Immune Boosting Recipes….to keep the Virus away!

I think one of the best things we can do to stay healthy, not just during this outbreak, but all year round is to increase the immune-building foods that we eat.

Vitamin Booster Smoothie

Up your vitamin quota with help from this bright and fresh smoothie. Orange, carrot, celery and mango pack a nutritious punch

adapted from goodfood.com

Ingredients

  • orange, peeled and roughly chopped
  • 1 large carrot, peeled and roughly chopped
  • 2 sticks celery, roughly chopped
  • 1 mango, roughly chopped
  • 1 cup water

Put the orange, carrot, celery and mango in the blender, top up with water, then mix until smooth.

White Bean Dip

A dip filled with beans that are filled with beta-glucan and zinc – all immune-boosting properties.

adapted from Food Network.com

1 (14 ounces) can cannellini beans, rinsed and drained

1 clove garlic

1 1/2 tablespoons extra-virgin olive oil

4 sprigs fresh mint leaves

6 sprigs fresh thyme leaves, stripped from stem

Coarse salt and black pepper

3 tablespoons chives, chopped

Pulse all ingredients except chives in a food processor or until a smooth paste forms and transfer to a bowl. Serve on bruschetta or as a dip for fresh veggies and garnish with chopped chives.

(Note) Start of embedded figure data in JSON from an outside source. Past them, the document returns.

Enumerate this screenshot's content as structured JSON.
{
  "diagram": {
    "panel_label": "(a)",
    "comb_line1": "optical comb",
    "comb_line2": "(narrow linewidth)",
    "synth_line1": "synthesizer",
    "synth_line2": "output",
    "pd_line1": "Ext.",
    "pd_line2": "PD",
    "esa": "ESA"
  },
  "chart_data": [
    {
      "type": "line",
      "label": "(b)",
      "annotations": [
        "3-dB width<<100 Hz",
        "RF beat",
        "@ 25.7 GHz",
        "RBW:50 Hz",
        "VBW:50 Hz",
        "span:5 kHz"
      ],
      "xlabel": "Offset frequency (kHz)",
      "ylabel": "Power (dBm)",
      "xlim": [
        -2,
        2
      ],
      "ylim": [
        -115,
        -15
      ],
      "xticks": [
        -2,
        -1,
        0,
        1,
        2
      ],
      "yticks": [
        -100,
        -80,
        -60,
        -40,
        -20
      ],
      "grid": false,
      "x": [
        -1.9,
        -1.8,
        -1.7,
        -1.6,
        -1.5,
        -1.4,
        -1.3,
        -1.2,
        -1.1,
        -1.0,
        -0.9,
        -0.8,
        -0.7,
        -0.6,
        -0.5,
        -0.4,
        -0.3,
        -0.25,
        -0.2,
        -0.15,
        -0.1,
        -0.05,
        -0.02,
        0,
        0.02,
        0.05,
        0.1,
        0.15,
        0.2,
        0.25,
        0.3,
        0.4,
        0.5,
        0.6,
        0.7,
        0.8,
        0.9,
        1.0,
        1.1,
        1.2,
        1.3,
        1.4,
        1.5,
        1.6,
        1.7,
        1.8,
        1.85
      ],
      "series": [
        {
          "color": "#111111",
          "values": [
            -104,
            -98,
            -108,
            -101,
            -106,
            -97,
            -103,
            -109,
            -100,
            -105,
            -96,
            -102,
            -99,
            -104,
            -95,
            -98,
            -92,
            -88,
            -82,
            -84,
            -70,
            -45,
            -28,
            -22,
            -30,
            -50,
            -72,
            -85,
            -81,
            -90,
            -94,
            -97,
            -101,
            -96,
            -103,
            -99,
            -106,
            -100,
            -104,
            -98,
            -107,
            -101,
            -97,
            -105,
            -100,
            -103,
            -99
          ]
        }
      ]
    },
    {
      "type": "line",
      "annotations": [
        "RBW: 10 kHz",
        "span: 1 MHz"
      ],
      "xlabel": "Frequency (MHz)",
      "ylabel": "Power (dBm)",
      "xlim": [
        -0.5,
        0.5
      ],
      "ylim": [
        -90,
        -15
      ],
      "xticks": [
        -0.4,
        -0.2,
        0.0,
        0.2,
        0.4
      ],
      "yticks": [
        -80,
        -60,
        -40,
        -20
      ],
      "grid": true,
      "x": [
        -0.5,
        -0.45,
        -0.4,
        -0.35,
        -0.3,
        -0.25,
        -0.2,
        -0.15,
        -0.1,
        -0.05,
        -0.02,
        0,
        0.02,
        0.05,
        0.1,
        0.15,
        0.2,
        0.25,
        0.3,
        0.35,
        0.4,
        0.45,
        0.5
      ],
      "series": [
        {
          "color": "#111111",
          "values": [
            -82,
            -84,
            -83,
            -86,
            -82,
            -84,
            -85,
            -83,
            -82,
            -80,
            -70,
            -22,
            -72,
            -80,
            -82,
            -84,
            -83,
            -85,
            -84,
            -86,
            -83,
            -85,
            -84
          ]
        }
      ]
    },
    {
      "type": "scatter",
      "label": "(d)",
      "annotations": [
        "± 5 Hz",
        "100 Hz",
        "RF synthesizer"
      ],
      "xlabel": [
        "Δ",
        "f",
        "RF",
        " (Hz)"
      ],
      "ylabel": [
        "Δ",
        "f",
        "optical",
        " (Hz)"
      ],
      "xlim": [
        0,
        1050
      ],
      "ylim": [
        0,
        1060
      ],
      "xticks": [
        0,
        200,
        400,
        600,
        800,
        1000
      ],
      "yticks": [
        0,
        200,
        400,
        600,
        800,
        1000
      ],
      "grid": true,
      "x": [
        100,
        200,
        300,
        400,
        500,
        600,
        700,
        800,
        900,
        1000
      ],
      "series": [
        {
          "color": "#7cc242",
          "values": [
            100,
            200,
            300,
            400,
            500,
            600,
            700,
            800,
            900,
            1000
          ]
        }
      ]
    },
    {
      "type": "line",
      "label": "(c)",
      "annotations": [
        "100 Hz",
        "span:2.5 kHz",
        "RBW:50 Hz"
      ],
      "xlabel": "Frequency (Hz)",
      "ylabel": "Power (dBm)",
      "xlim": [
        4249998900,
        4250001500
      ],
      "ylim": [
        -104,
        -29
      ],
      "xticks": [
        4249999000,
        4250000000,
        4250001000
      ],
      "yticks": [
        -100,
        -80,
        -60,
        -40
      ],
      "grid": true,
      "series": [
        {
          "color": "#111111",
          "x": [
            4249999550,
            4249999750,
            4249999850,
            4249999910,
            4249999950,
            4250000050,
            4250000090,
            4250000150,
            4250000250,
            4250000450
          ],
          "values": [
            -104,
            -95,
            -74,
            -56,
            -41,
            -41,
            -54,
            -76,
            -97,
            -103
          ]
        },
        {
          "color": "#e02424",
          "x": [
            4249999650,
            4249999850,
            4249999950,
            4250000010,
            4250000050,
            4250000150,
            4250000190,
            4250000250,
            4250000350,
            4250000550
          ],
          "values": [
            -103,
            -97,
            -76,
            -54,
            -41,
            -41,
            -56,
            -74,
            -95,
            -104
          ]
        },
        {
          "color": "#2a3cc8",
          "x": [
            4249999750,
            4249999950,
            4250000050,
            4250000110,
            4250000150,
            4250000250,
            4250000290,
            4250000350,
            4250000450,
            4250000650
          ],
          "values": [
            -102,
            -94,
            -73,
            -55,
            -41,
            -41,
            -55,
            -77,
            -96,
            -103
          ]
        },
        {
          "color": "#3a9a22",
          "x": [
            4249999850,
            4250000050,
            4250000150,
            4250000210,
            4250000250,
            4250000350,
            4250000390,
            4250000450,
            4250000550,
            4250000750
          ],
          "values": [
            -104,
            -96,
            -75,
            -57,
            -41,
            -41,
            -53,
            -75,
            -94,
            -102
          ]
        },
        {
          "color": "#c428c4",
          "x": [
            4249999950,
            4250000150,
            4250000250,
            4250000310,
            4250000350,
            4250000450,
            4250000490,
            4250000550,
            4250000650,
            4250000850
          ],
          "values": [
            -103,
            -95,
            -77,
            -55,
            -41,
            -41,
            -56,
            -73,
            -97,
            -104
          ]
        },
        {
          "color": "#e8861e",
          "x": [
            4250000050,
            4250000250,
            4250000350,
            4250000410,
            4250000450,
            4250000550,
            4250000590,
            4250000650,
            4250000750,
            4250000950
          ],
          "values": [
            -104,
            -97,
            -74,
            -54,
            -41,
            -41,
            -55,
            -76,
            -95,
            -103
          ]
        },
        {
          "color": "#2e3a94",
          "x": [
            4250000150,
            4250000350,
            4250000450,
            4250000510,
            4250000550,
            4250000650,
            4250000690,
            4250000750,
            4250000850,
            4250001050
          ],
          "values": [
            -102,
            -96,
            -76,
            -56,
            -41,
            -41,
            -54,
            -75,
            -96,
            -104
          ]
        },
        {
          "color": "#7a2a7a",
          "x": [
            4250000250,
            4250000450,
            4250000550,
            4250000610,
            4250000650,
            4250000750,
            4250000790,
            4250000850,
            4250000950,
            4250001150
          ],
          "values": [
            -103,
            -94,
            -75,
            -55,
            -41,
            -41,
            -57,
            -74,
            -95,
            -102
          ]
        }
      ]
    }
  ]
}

Chicken and White Bean Soup

Rotisserie chickens can really relieve the dinner-rush pressure-especially in this Italian-inspired soup.

adapted from Eatingwell.com


  • 2 teaspoons extra-virgin olive oil
  • 2 leeks, white and light green parts only, cut into 1/4-inch rounds
  • 1 tablespoon chopped fresh sage, or 1/4 teaspoon dried
  • 2 14-ounce cans reduced-sodium chicken broth
  • 2 cups water
  • 1 15-ounce can cannellini beans, rinsed
  • 1 2-pound roasted chicken, skin discarded, meat removed from bones and shredded (4 cups)

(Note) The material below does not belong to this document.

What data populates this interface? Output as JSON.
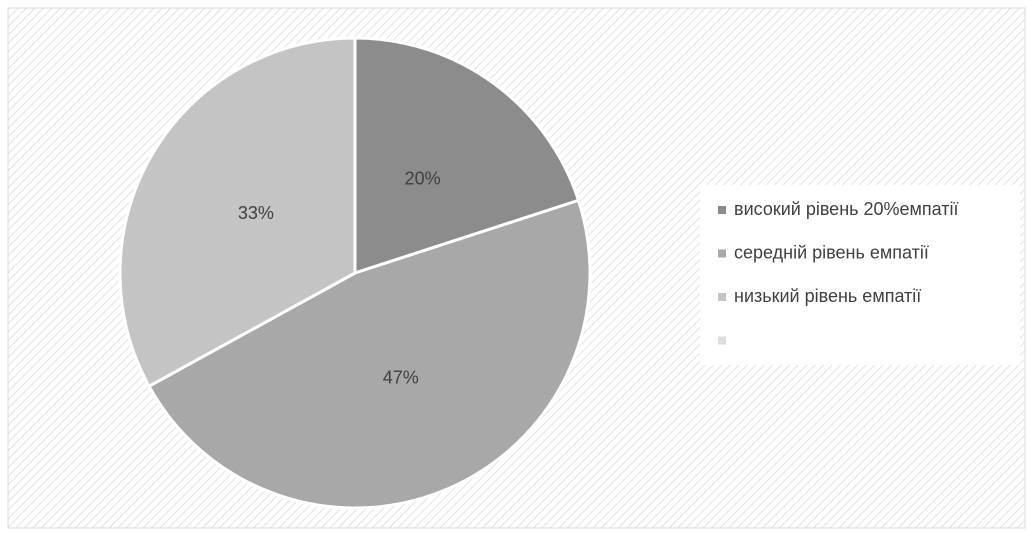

Heat oil in a Dutch oven over medium-high heat. Add leeks and cook, stirring often, until soft, about 3 minutes. Stir in sage and continue cooking until aromatic, about 30 seconds. Stir in broth and water, increase heat to high, cover and bring to a boil. Add beans and chicken and cook, uncovered, stirring occasionally, until heated through, about 3 minutes. Serve hot.

Egyptian Tossed Salad

adapted from EatingWell.com

image EatingWell.com

This superfood salad will boost your immune system. You can eat it in a pita or on top of a chicken cutlet or on its own.

Ingredients

Ingredient Checklist

  • 2 tablespoons lime juice 
  • 2 teaspoons distilled white vinegar
  • 2 teaspoons ground cumin
  • ¼ teaspoon salt
  • 1 ⅓ cups diced cucumber
  • 1 ¼ cups diced tomatoes
  • 1 cup chopped fresh parsley
  • ⅔ cup diced green bell pepper
  • ½ cup diced radishes
  • ⅓ cup diced yellow onion

Whisk lime juice, vinegar, cumin and salt in a large bowl. Add cucumber, tomatoes, parsley, bell pepper, radishes and onion; toss to combine.